Actually, I feel stronger and healthier than ever before. Watching the documentary, Forks Over Knives in October 2013 changed my life. ForksOverKnives.com introduced me to science-based nutrition and to the work of plant-based physicians such as Dr. John McDougall, Dr. Michael Greger, Dr. T. Colin Campbell, Dr. Caldwell Esselstyn, Dr. Neil Barnard, and Dr. Pamela Popper.
Following the principles of calorie density, I eat when hungry and stop when satisfied, enjoying all kinds of fruits, vegetables and starches and a small amount of nuts and seeds.
Pictured below is what a typical day of eating looks like for me. I don't usually count calories or measure portions, but I plugged my food into Cron-O-Meter.com for the day to check the nutrients. I ate 2400 calories, 80% from carbs, 10% protein and 10% fat. My food supplied ample vitamins, minerals and nutrients including protein, calcium, iron and zinc plus a lot of fiber. I took a vitamin B-12 supplement got vitamin D from sunlight.

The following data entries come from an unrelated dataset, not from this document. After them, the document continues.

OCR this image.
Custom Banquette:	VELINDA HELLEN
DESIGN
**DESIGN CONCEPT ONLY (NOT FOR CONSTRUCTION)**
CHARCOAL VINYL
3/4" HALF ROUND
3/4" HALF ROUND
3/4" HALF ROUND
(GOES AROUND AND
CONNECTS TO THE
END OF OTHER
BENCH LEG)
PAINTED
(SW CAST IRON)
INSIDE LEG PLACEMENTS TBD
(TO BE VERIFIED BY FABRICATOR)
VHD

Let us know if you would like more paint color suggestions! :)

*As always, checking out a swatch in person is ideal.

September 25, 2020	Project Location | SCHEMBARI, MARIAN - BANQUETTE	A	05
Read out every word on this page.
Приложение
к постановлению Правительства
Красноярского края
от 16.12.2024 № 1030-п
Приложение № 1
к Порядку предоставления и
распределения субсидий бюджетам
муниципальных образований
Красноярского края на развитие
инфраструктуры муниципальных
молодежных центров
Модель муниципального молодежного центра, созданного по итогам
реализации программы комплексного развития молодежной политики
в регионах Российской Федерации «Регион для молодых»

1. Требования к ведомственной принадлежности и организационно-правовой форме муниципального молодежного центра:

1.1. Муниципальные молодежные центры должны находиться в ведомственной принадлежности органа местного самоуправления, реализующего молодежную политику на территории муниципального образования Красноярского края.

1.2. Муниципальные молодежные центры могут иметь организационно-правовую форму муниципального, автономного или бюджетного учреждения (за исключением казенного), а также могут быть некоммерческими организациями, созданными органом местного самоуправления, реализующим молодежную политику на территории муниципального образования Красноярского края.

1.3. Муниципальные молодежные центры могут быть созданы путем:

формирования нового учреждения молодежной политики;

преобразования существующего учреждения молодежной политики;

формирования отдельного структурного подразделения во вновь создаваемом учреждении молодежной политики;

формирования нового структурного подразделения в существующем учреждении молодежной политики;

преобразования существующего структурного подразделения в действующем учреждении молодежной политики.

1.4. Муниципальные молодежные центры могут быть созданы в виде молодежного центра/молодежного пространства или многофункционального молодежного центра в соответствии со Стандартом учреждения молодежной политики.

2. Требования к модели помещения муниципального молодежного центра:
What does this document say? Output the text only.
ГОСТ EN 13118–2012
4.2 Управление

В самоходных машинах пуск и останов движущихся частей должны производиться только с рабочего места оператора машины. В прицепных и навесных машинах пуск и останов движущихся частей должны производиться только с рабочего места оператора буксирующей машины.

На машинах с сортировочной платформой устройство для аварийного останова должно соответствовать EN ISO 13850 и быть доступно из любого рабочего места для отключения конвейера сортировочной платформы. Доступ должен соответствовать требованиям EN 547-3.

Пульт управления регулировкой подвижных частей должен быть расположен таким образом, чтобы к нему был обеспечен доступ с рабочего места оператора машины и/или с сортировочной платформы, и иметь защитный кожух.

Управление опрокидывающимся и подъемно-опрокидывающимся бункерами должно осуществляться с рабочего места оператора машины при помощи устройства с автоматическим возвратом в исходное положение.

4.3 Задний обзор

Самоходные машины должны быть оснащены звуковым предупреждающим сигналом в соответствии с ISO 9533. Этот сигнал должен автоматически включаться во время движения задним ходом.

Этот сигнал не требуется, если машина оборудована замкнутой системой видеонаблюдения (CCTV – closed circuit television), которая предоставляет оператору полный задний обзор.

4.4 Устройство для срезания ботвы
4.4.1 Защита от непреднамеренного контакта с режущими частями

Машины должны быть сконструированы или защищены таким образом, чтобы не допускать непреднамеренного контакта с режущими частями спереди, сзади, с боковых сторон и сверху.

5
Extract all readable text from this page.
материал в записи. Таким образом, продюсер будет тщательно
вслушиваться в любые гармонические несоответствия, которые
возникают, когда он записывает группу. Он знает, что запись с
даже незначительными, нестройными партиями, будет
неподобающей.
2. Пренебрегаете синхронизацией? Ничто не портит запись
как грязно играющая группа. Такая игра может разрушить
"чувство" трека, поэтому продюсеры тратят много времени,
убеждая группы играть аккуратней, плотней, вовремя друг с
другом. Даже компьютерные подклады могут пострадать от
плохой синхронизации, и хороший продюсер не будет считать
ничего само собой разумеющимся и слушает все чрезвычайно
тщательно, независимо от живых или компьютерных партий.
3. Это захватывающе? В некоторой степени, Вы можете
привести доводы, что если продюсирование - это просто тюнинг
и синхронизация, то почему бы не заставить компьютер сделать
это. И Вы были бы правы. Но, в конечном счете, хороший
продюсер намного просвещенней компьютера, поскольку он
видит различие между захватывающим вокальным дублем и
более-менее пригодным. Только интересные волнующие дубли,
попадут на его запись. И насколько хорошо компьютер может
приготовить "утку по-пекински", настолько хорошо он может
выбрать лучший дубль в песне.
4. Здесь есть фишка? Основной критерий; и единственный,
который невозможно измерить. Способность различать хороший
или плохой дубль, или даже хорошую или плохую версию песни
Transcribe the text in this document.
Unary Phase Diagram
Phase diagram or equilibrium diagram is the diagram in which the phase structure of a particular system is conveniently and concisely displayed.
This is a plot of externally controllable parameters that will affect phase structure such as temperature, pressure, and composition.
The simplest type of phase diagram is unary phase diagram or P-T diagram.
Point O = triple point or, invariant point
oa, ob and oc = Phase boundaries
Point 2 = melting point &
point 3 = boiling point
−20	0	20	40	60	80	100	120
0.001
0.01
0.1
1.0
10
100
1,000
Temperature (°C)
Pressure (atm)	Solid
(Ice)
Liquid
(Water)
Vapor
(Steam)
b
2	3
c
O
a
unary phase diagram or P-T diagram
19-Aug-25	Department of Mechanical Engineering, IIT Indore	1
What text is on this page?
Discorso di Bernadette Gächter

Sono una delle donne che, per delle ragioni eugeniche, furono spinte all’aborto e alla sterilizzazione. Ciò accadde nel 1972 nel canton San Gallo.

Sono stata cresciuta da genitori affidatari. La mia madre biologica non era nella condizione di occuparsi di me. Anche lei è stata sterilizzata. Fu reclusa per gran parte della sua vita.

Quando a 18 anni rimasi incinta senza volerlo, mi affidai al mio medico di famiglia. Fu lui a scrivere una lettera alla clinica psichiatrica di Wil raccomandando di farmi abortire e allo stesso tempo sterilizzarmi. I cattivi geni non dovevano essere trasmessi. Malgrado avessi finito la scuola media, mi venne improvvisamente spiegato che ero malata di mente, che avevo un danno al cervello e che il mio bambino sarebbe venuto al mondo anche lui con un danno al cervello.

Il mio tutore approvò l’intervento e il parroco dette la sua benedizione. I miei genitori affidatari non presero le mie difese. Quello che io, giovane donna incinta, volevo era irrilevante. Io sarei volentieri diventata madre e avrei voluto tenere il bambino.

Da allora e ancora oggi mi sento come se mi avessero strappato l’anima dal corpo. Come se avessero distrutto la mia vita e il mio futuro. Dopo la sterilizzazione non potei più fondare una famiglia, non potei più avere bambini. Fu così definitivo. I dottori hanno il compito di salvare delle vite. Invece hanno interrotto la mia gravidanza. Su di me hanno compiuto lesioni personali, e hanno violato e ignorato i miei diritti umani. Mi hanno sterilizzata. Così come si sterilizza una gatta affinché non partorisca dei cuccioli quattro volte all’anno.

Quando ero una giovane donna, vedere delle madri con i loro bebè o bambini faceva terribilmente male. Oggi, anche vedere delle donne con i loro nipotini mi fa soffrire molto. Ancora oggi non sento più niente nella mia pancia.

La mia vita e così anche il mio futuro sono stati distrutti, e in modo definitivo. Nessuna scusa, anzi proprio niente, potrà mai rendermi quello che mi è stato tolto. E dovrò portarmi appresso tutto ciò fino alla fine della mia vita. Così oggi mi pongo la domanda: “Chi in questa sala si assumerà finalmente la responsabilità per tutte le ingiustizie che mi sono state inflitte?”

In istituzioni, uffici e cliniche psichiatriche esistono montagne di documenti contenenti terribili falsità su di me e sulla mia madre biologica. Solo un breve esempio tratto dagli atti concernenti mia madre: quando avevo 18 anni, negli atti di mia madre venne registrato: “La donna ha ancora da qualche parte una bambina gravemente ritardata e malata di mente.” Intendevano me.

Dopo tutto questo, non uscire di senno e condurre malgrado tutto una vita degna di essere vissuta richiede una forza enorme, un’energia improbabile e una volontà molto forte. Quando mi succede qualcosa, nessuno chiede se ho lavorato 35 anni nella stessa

Breakfast: cooked vegetables, oatmeal with ground flax seeds, fruit
Lunch: 8 cups of salad with walnut vinaigrette dressing, beans, potatoes or rice
Dinner: beans and rice or corn with fresh salsa, cooked vegetables
Snacks: fruit or potatoes
I've lost 50 pounds on this diet. Even though I have reached my goal weight, I still plan to always keep it vegan and without oil.
|158 pounds 108 pounds|
Besides health, there are other reasons that I favor a plant-based diet. We vote with money and I don't want to support factory farming, a cruel industry. Plus, animal agriculture is destructive to the environment, producing more global greenhouse emissions than all modes of transportation combined. Eating plants is a win-win-win for humans, animals and the planet.
I hope that by sharing my experiences I can encourage others to enjoy more fruits and vegetables each day.